The last parameter that was explored in the bioreactor induction step was the pO
2 influence, being studied at 30 and 60%. The results showed that PP recombination into mcDNA was incremented by a factor of 69.97 and 43.67, respectively, when compared to orbital shaker studies. This result suggests that the acceleration of the biomass growth/amplification at 60% pO
2 did not favor the induction step, as occurred in the fermentation step. Probably, during the induction step, the increase in cellular metabolism interferes with the time that cells need for the expression of ΦC31 integrase and endonuclease I-SceI and their action in PP recombination and miniplasmid degradation [
27]. In addition, these conditions will ensure the plasmids’ structural and segregation stability during the induction step. Thus, the most favorable conditions for each phase of the bioreactor cultures were 60% pO
2 for fermentation for 5 h and 30% pO
2 for induction, with 0.01% L-arabinose for recombination for 5 h.

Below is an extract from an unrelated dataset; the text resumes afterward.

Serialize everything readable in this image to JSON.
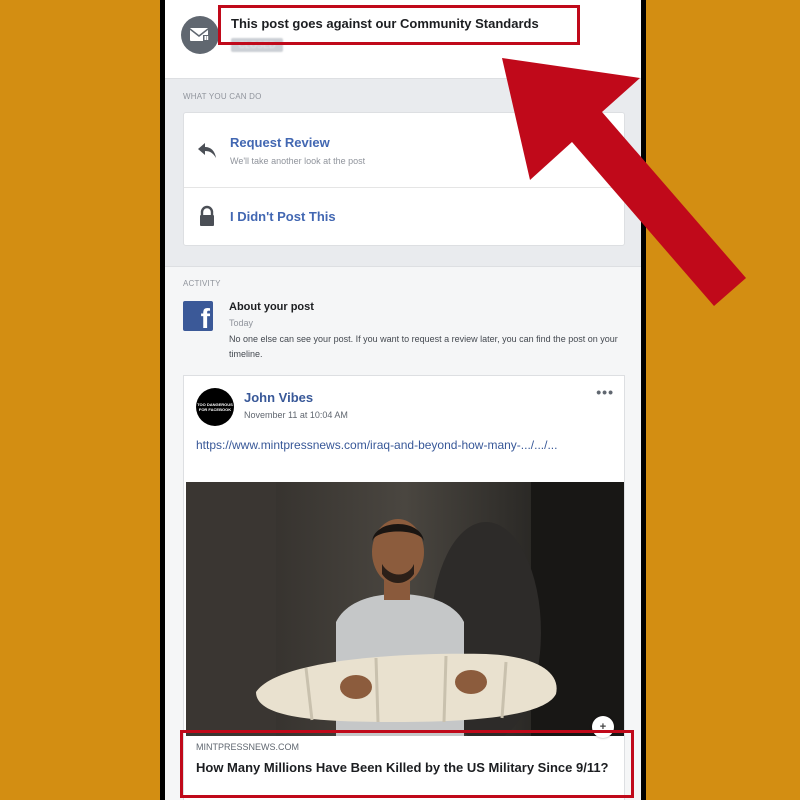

As described previously, we determined the concentration of PP and mcDNA obtained in the orbital shaker. For the bioreactor, we estimated that the PP concentration was 1.51 g/L (
Table 6) at the end of the fermentation step. Other studies in bioreactors have demonstrated pDNA yields between 0.18–218 mg/L [
35,
39] and 26.59–229.8 mg/L [
33], which indicate that the bioreactor bioprocess implemented here could be used to increase the PP yield using the
E. coli ZYCY10P3S2T host and consequently will be a good starting point to improve the recombination levels of PP into mcDNA. For the mcDNA, we estimated a concentration of 1.15 g/L (
Table 6). Concerning the only study, to our knowledge, about the yield of mcDNA attained in a mini-bioreactor platform, Šimčíková and colleagues developed a strategy to improve mcDNA yields by optimizing the parA gene 5′ untranslated region of the BW2P
E. coli strain, achieving recombination efficiency of approximately 80% and a total plasmid concentration (PP, mcDNA, and mP) of 50 mg/L [
40]. However, these authors used different fermentation conditions, LB medium, and a temperature of 37 °C, while in the present work, TB was used with a fermentation temperature of 42 °C. These differences can influence the obtained initial biomass, which may explain the increase in our mcDNA yield.